O robô discursa, apresentando uma forma de “iniciação aos tempos” que é tudo menos ordinária. Sua fala é composta principalmente por excertos de discursos, livros e monólogos sobre a memória, a história e o fim do mundo. Cada trecho (as fontes variam de Winston Churchill a Mary Shelley, de Donna Haraway ao AI HAL9000 de Kubrick) é uma peça de texto elegantemente trabalhada, polida e com toda a pompa de uma retórica bem acabada.

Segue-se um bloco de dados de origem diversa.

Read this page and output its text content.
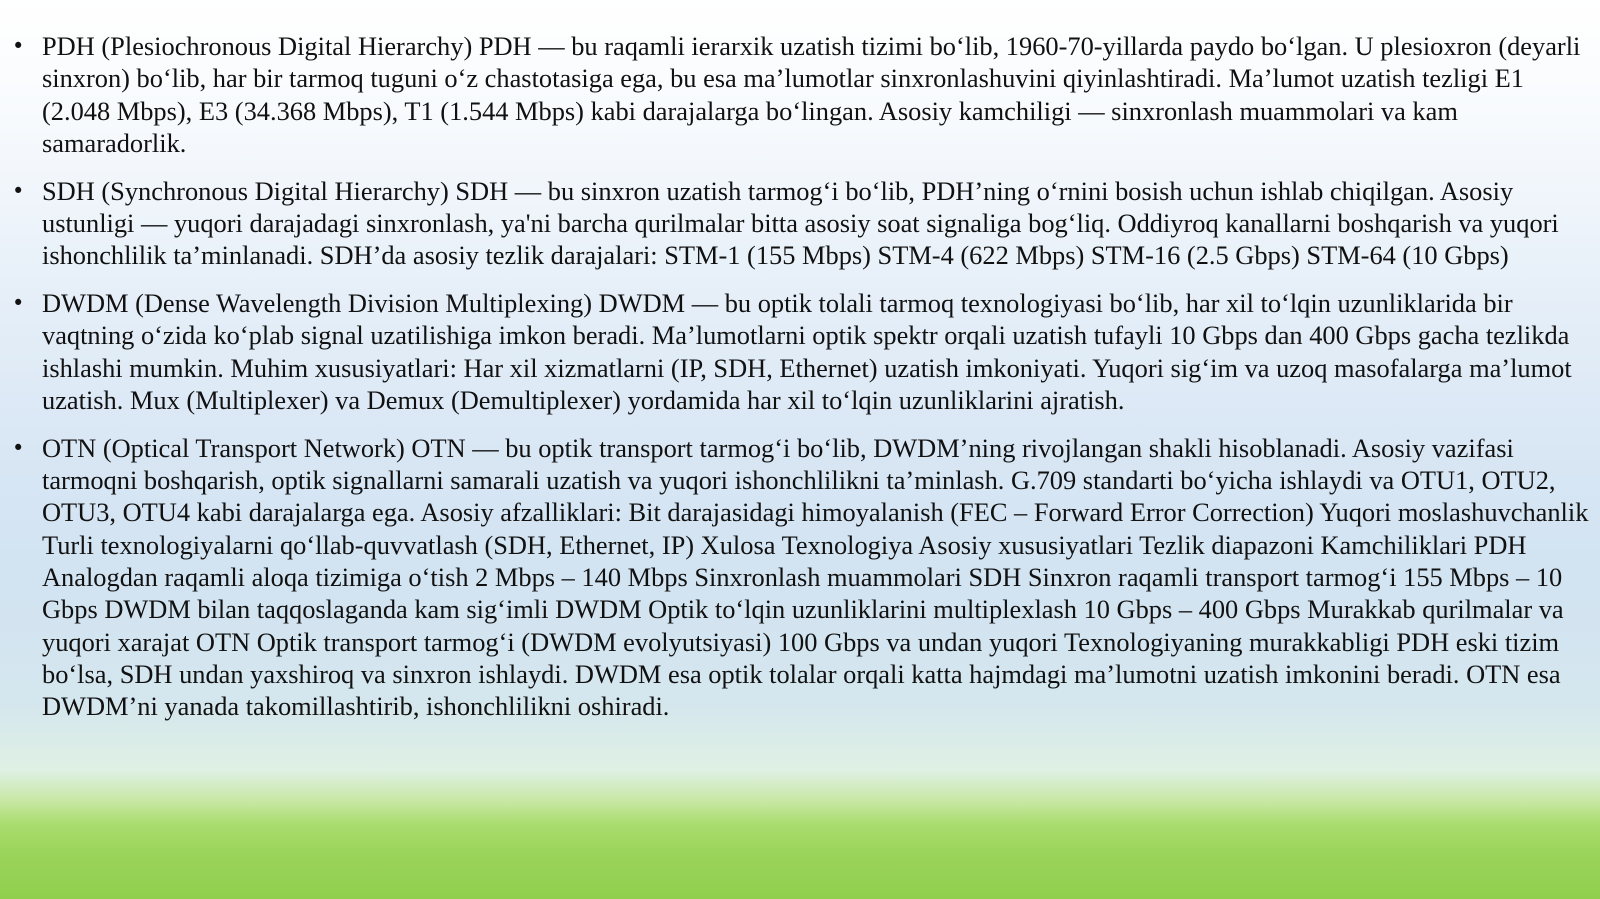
• PDH (Plesiochronous Digital Hierarchy) PDH — bu raqamli ierarxik uzatish tizimi bo‘lib, 1960-70-yillarda paydo bo‘lgan. U plesioxron (deyarli sinxron) bo‘lib, har bir tarmoq tuguni o‘z chastotasiga ega, bu esa ma’lumotlar sinxronlashuvini qiyinlashtiradi. Ma’lumot uzatish tezligi E1 (2.048 Mbps), E3 (34.368 Mbps), T1 (1.544 Mbps) kabi darajalarga bo‘lingan. Asosiy kamchiligi — sinxronlash muammolari va kam samaradorlik.
• SDH (Synchronous Digital Hierarchy) SDH — bu sinxron uzatish tarmog‘i bo‘lib, PDH’ning o‘rnini bosish uchun ishlab chiqilgan. Asosiy ustunligi — yuqori darajadagi sinxronlash, ya'ni barcha qurilmalar bitta asosiy soat signaliga bog‘liq. Oddiyroq kanallarni boshqarish va yuqori ishonchlilik ta’minlanadi. SDH’da asosiy tezlik darajalari: STM-1 (155 Mbps) STM-4 (622 Mbps) STM-16 (2.5 Gbps) STM-64 (10 Gbps)
• DWDM (Dense Wavelength Division Multiplexing) DWDM — bu optik tolali tarmoq texnologiyasi bo‘lib, har xil to‘lqin uzunliklarida bir vaqtning o‘zida ko‘plab signal uzatilishiga imkon beradi. Ma’lumotlarni optik spektr orqali uzatish tufayli 10 Gbps dan 400 Gbps gacha tezlikda ishlashi mumkin. Muhim xususiyatlari: Har xil xizmatlarni (IP, SDH, Ethernet) uzatish imkoniyati. Yuqori sig‘im va uzoq masofalarga ma’lumot uzatish. Mux (Multiplexer) va Demux (Demultiplexer) yordamida har xil to‘lqin uzunliklarini ajratish.
• OTN (Optical Transport Network) OTN — bu optik transport tarmog‘i bo‘lib, DWDM’ning rivojlangan shakli hisoblanadi. Asosiy vazifasi tarmoqni boshqarish, optik signallarni samarali uzatish va yuqori ishonchlilikni ta’minlash. G.709 standarti bo‘yicha ishlaydi va OTU1, OTU2, OTU3, OTU4 kabi darajalarga ega. Asosiy afzalliklari: Bit darajasidagi himoyalanish (FEC – Forward Error Correction) Yuqori moslashuvchanlik Turli texnologiyalarni qo‘llab-quvvatlash (SDH, Ethernet, IP) Xulosa Texnologiya Asosiy xususiyatlari Tezlik diapazoni Kamchiliklari PDH Analogdan raqamli aloqa tizimiga o‘tish 2 Mbps – 140 Mbps Sinxronlash muammolari SDH Sinxron raqamli transport tarmog‘i 155 Mbps – 10 Gbps DWDM bilan taqqoslaganda kam sig‘imli DWDM Optik to‘lqin uzunliklarini multiplexlash 10 Gbps – 400 Gbps Murakkab qurilmalar va yuqori xarajat OTN Optik transport tarmog‘i (DWDM evolyutsiyasi) 100 Gbps va undan yuqori Texnologiyaning murakkabligi PDH eski tizim bo‘lsa, SDH undan yaxshiroq va sinxron ishlaydi. DWDM esa optik tolalar orqali katta hajmdagi ma’lumotni uzatish imkonini beradi. OTN esa DWDM’ni yanada takomillashtirib, ishonchlilikni oshiradi.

Ainda assim o resultado geral é sinuoso e vago, à medida que a voz desliza sem problemas de um trecho para o próximo: é a linguagem em sua forma mais refinada e evocativa, e ainda assim beirando a fronteira do inexpressivo e sem sentido.
Ao redor do robô, a seleção de grandes esculturas, como uma sala meio vazia de museu. Um poliedro distorcido feito de metal enegrecido brilha em um canto (Alberto Giacometti, Cube,1934); uma esfera de ouro gigantesca captura a luz de paredes de vidro da sala semelhante a um aquário (James Lee Byars, The Golden Sphere, 1992); um cilindro branco maciço paira ao redor, imperceptivelmente, se movendo através no espaço (Robert Breer, Float, 1970/2000).
A prática de Goshka Macuga muitas vezes incorpora seleções de obras de outros artistas, em um gesto que ela sempre insistiu em definir como artístico em vez de curatorial. As obras aparentemente parecem não ter elemento, histórico ou teórico, em comum, exceto pela forma arredondada e uma aparência um tanto sombria, vagamente sinistra. Juntas, elas perdem sua semântica específica – sejam os laços materiais com o modernismo ou Arte Povera, ou ainda a influência do conceitualismo –, a fim de evocar uma paisagem lunar estéril e vazia. Assim como no discurso do androide que estranhamente ressoa entre elas, a perda de significado dessas esculturas parece antecipar o que vai acontecer à cultura humana após seus criadores terem desaparecido. Os dispositivos desenvolvidos para armazená-las e organizá-las – as estratégias de exposição de museu e computadores – vão se mostrar incapazes, ou relutantes, em levar a cabo sua tarefa.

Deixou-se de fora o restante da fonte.